Шеветта взглянула на свое запястье. Узкий синеватый стальной ободок — не знаешь, так можно подумать, что это и вправду браслет, для красоты. Слава еще богу, что второго нет — Райделл разжился по дороге керамической ножовкой и перепилил цепочку под корень. Два часа работы, без обеда и перекуров.
А сейчас Райделл сидел за кухонным столиком — и упорно стоял на своем.
— Ты, Саблетт, не можешь выйти наружу из-за своего апостатства. А я не хочу идти в одиночку. Ну, представь себе, надел я эту штуку на голову, ничего вокруг не вижу и не слышу, а тут вдруг появляются его родители.

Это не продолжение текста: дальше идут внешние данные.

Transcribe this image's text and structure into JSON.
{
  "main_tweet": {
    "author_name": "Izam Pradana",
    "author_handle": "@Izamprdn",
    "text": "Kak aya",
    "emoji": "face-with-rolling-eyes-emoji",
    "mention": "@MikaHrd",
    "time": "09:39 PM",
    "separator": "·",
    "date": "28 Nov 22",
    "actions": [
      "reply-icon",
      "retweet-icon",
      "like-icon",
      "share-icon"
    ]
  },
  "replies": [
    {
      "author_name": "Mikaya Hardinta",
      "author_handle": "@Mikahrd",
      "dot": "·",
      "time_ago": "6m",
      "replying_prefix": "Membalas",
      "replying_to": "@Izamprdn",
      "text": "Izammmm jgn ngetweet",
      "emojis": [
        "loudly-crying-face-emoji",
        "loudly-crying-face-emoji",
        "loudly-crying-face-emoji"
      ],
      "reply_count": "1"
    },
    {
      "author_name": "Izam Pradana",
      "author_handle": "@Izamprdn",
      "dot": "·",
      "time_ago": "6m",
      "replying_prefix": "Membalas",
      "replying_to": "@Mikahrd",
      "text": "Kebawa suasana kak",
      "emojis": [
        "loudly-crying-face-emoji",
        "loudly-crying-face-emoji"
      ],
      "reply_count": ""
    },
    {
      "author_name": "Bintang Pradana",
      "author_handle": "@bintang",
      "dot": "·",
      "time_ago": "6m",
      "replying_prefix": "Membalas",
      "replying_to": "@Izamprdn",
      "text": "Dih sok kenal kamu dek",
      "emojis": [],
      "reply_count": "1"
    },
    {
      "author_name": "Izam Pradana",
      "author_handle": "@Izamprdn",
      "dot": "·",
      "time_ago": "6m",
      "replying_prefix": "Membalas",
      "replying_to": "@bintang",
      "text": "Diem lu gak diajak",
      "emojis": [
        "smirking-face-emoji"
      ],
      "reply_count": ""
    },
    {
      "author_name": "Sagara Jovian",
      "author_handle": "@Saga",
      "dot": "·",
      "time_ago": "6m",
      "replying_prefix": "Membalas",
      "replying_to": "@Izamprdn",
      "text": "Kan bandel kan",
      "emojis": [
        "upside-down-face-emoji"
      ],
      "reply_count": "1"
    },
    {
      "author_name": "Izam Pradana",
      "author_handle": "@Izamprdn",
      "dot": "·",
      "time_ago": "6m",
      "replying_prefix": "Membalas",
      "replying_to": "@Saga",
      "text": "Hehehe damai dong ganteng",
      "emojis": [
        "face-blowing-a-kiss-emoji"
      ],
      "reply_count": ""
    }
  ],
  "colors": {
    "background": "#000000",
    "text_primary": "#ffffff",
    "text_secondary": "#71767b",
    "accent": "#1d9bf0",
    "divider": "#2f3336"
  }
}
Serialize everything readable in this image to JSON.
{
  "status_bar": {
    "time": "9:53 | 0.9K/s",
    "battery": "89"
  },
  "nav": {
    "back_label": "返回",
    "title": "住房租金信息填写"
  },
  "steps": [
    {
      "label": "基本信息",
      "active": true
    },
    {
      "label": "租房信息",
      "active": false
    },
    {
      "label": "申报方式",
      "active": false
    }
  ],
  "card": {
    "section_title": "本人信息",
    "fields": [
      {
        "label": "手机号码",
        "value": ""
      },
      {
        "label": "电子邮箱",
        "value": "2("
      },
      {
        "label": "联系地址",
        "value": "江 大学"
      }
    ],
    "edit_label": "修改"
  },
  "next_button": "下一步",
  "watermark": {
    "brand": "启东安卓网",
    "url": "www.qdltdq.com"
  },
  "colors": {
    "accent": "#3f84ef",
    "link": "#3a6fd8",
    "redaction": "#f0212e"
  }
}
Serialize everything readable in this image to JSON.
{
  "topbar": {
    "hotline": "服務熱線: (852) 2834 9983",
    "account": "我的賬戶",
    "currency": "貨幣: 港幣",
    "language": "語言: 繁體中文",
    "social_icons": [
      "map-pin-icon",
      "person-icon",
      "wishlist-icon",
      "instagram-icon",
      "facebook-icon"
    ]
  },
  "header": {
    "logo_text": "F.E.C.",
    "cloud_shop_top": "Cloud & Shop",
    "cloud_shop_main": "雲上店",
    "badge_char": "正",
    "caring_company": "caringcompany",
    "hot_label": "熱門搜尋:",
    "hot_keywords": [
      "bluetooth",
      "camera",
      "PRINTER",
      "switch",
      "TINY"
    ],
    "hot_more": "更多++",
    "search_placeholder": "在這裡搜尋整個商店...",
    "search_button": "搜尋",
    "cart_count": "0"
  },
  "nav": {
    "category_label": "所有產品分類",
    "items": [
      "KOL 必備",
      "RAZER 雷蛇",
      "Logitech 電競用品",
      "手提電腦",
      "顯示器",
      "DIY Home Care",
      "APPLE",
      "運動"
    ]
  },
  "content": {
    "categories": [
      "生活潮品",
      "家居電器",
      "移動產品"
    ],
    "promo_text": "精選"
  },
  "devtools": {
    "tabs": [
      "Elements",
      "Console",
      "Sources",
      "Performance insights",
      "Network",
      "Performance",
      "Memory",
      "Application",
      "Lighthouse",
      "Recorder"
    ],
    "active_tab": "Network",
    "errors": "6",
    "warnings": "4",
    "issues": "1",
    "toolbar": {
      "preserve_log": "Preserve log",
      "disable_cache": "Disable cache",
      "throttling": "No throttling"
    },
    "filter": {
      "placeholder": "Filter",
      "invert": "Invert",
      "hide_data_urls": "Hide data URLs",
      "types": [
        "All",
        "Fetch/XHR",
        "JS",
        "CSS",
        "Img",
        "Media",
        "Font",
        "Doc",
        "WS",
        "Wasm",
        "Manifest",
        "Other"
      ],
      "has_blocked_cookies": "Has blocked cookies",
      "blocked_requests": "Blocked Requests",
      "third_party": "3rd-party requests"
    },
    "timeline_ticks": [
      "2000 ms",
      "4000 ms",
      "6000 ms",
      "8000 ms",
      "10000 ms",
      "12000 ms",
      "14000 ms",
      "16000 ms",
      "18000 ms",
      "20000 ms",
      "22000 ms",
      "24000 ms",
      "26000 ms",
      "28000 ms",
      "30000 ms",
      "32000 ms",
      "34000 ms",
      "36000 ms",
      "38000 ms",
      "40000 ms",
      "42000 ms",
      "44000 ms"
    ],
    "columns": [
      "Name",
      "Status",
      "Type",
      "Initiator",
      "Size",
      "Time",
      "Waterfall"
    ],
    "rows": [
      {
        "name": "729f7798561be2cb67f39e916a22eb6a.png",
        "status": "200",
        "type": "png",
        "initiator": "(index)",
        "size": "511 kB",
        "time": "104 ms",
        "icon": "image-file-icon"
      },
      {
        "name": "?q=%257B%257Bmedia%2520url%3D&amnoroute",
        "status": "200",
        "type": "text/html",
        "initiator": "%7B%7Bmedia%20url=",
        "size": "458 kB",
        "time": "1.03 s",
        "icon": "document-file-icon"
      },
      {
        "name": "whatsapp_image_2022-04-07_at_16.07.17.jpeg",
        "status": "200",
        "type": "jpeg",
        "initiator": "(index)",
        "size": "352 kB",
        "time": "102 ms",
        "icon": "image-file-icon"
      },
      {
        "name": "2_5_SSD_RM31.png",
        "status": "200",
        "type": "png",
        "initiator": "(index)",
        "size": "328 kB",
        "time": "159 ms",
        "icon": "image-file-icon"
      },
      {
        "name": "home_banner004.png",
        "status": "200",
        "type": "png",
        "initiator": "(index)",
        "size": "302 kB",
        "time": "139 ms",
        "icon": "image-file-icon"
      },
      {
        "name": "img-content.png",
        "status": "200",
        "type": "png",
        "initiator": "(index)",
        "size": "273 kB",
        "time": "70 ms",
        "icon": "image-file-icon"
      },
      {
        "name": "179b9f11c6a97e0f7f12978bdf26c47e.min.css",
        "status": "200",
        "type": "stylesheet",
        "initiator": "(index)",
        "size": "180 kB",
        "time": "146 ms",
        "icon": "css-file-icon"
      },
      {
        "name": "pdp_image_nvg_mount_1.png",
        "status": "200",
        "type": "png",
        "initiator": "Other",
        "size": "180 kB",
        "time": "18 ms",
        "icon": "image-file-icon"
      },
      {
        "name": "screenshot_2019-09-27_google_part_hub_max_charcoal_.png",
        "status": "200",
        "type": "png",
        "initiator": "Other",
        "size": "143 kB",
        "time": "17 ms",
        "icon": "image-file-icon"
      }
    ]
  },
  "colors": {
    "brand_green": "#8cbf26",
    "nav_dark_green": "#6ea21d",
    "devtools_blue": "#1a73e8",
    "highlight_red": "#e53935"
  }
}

Или он сам подслушает.
— Слушай, Берри, — взмолился Саблетт, — да позвони ты им по нормальному телефону.
— Рад бы, да не могу, — развел руками Райделл. — Они этого не любят. Он сказал, что, если связаться с ними по этой ВР-штуке, они хотя бы выслушают меня, а иначе — никак.
— Да о чем это вы? — не выдержала, наконец, Шеветта.
— У одного из Саблеттовых приятелей есть аппарат с наглазниками.
— У Бадди, — кивнул Саблетт.
— Бадди?
— Ну да, Бадди, звать его так,[155]
— пояснил Саблетт. — Только эта штука считается вроде как богохульством, нарушением церковных законов. Преподобному Фаллону было откровение, что виртуальная реальность — от дьявола, ведь если ею увлечешься, так потом телевизор меньше смотришь.— Но сам-то ты этому не веришь, — заметил Райделл.
— Бадди тоже не верит, — вздохнул Саблетт. — Только если папаша узнает про наглазники, он открутит ему голову.
— Так ты позвони ему, — сказал Райделл, — и все объясни. Две сотни наличкой плюс стоимость связи.
— Но ведь тогда ее люди увидят. — Саблетт покосился на Шеветту, залился густой краской и торопливо отвел глаза.
— Это в каком же смысле они меня «увидят»?
— Да вот прическа у тебя… — окончательно смутился Саблетт. — Необычная. Они же в обморок все попадают.
— Вот две сотни, как я и обещал, — сказал Райделл. — И когда, говоришь, вернется твой отец?